2019 Sundance Film Festival World Cinema Jury Prize Documentary
2019 Sundance Film Festival World Cinema Special Jury Prize Documentary #2
2019 Sundance Film Festival World Cinema Cinematography Award Documentary
Directed by Ljubomir Stefanov and Tamara Kotevska, this film is a documentary about the life and labours of one Hatidze Muratova. Originally commissioned to make a video about conservation efforts in Macedonia, the filmmakers apparently spent three years with Hatidze, and as a result, the film is great at recording the rhythms and textures of rural life, the directors shaping their observations into a neorealist fable; an impossibly stirring tale of struggle, persistence and change.

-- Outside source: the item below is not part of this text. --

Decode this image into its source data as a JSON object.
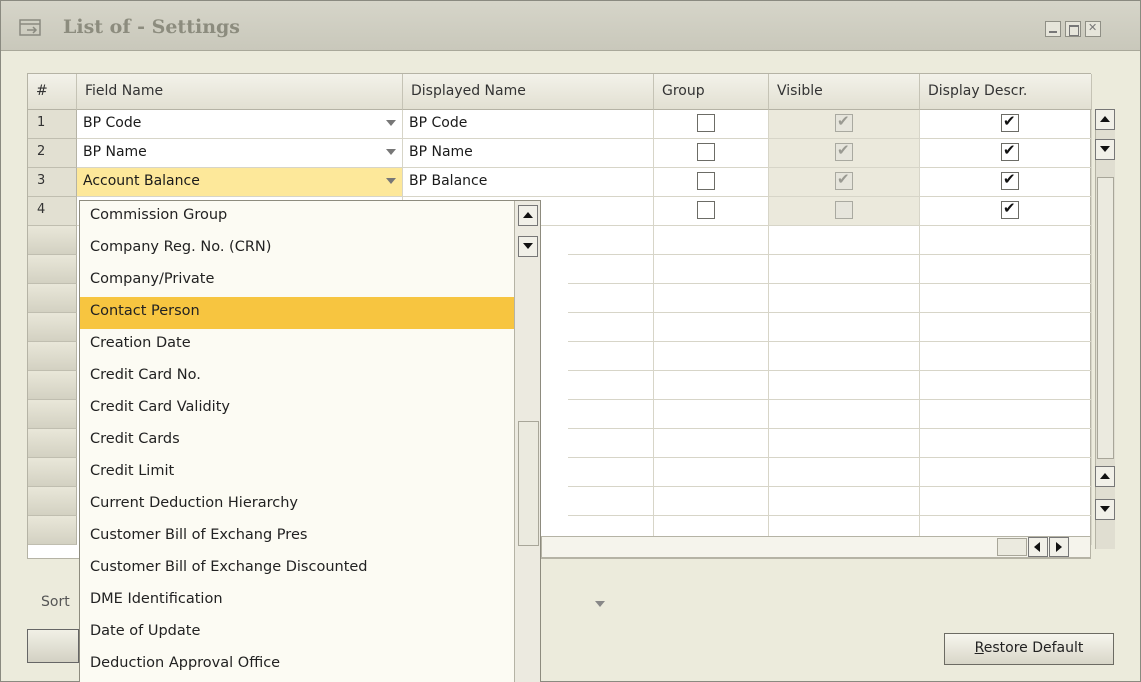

Hatidze lives with her mother Nazife, who is bedridden and partly blind, a dog named Jackie, a few cats, and ... quite a few industrious bees. Hatidze’s methods are intimate and humane; she’s endowed with a loving touch that, seemingly, the bees and the other animals recognise. She speaks to them and sings to them, but, above all, she nurtures and nourishes them, telling the bees, “half for you, half for me”, treating the hives that she sustains on another rock wall, alongside her home, with familial care. And Hatidze isn’t entirely isolated from the rest of the world. Skopje is only a little more than 12 miles away, and she travels there, on foot and by train, to sell her honey. Because of its superior quality and her shrewdness, it fetches a good price. But just as we are settling into Hatidze’s company, appreciating the edges and contours of her personality and savouring the deep pleasure of her work, the pastoral calm is shattered by a family rumbling into the village in a noisy trailer that turns out to be the quietest thing about it. At first, Hatidze welcomes these neighbours - Turkish speakers like her, but the the sheer chaos that surrounds them conspire to disrupt Hatidze’s routines. From this point the film unfolds with a novelistic intricacy and tightly sprung dramatic mechanism, and we get caught up in its destructive power, its brewing enmities, and its overarching, tragic sense of the disturbance of cosmic order.
Films of this kind inevitably raise questions - I found myself wondering what she thought of the filmmakers who were following her on this perilous mission—how she and they arranged the shooting, and what effect the filmmakers’ presence had on her. Solitude is one of the film’s prime subjects and also its dramatic mainspring, and its details and practicalities are merely hinted at, and rather unexplored. Much of the movie is filmed in the Muratova home; Hatidze displays the daily details of her domestic life and her labours to the filmmakers, who must have virtually lived with her for the time while they were filming. But the terms of their complicity, the relationship that they and Hatidze share, remain a somewhat frustrating blank. However, for all of this, this is powerful, intriguing work.
Every so often a film comes along which defies conventional analysis. The 'docu-drama' genre is a good source of such films, and Honeyland is an outstanding example.
The review by PD contains a lot of helpful detail, and an important questioning. Ultimately the film succeeds on several levels, from the visually stunning cinematography to the allegorical message implicit in the despoiling of Hatidze's bee colony.
This is simply a magnificent example of the power of film to inform and to advocate.
Stunning portrait of a dignified woman whose life is beyond anything I have experience of, beautiful and very moving.